There's a lot of noise going on in here. The first thing to take a look at is the username, which looks like it'll be easy to deobfuscate. The user_input is compared to the variable slither, which is composed of aa and db and so on. What I do next is I make a copy of this python script called snake_user.py containing only the variables relevant, and then I add a print statement for the slither variable. It looks like this.

#!/usr/bin/python2.7
lr = '\x64'
db = '\x6e'
ef = '\x63'
nn = '\x61'
ty = '\x61'
gh = '\x6e'
aa = '\x61'
rr = '\x6f'
slither = aa + db + nn + ef + rr + gh + lr + ty
print(slither)

Running this like gives me a username, where x is a lowercase letter.

python snake_user.py
xxxxxxxx

This is good, I now have a username. But I still need a working password. So what is this code doing with the password? Again, I try to work backwards and create a minimal file that only contains the variables I need. I save this in the file snake_pass.py.

#!/usr/bin/python2.7
import random
chars = []
keys = [0x70, 0x61, 0x73, 0x73, 0x77, 0x6f, 0x72, 0x64, 0x21, 0x21]
lock_pick = random.randint(0, 0x3e8)
lock = lock_pick * 2
lock = lock + 10
lock = lock / 2
lock = lock - lock_pick
for key in keys:
    keys_encrypt = lock ^ key
    chars.append(keys_encrypt)
print("".join([chr(a) for a in chars]))

This is not even the most minimal version.
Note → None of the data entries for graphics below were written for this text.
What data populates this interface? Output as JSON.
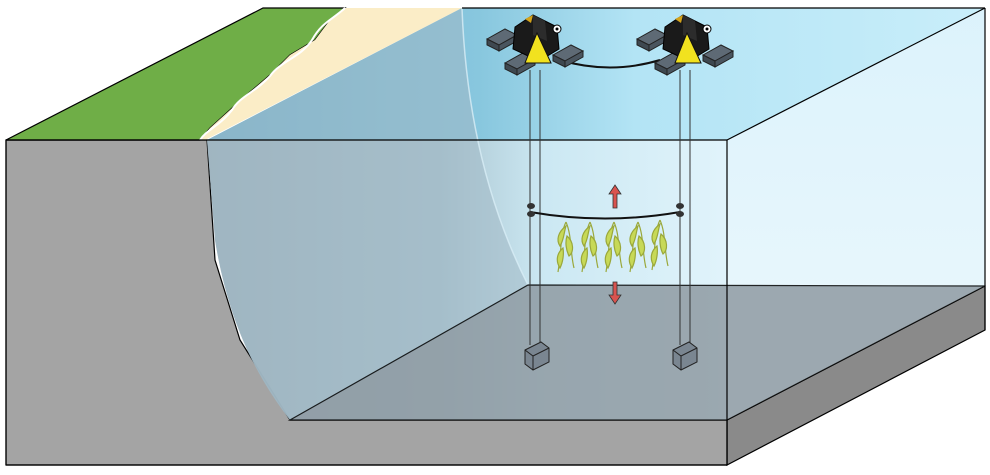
{
  "diagram": {
    "kind": "kelp-farm-cross-section",
    "components": [
      {
        "name": "land-grass",
        "color": "#6fae47"
      },
      {
        "name": "beach-sand",
        "color": "#fbedc7"
      },
      {
        "name": "seawater",
        "color": "#a9dcee"
      },
      {
        "name": "seabed",
        "color": "#8f9ba3"
      },
      {
        "name": "earth-cross-section",
        "color": "#a4a4a4"
      },
      {
        "name": "surface-buoy-left",
        "icon": "buoy-platform-icon"
      },
      {
        "name": "surface-buoy-right",
        "icon": "buoy-platform-icon"
      },
      {
        "name": "growth-line-with-kelp",
        "icon": "seaweed-icon",
        "count": 5
      },
      {
        "name": "anchor-block-left",
        "icon": "anchor-block-icon"
      },
      {
        "name": "anchor-block-right",
        "icon": "anchor-block-icon"
      },
      {
        "name": "depth-adjust-arrows",
        "icon": "up-down-arrow-icon",
        "color": "#d9534f"
      }
    ]
  }
}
The lock_pick variable can be removed, and the lock variable always ends up at 5.

Next I run this, and get a password.

python snake_pass.py
xxxxxxxxxx

I run the original snake.py and put in both the username and the password to confirm, and it does indeed work. I try the token as HTB{username:password}, and it works.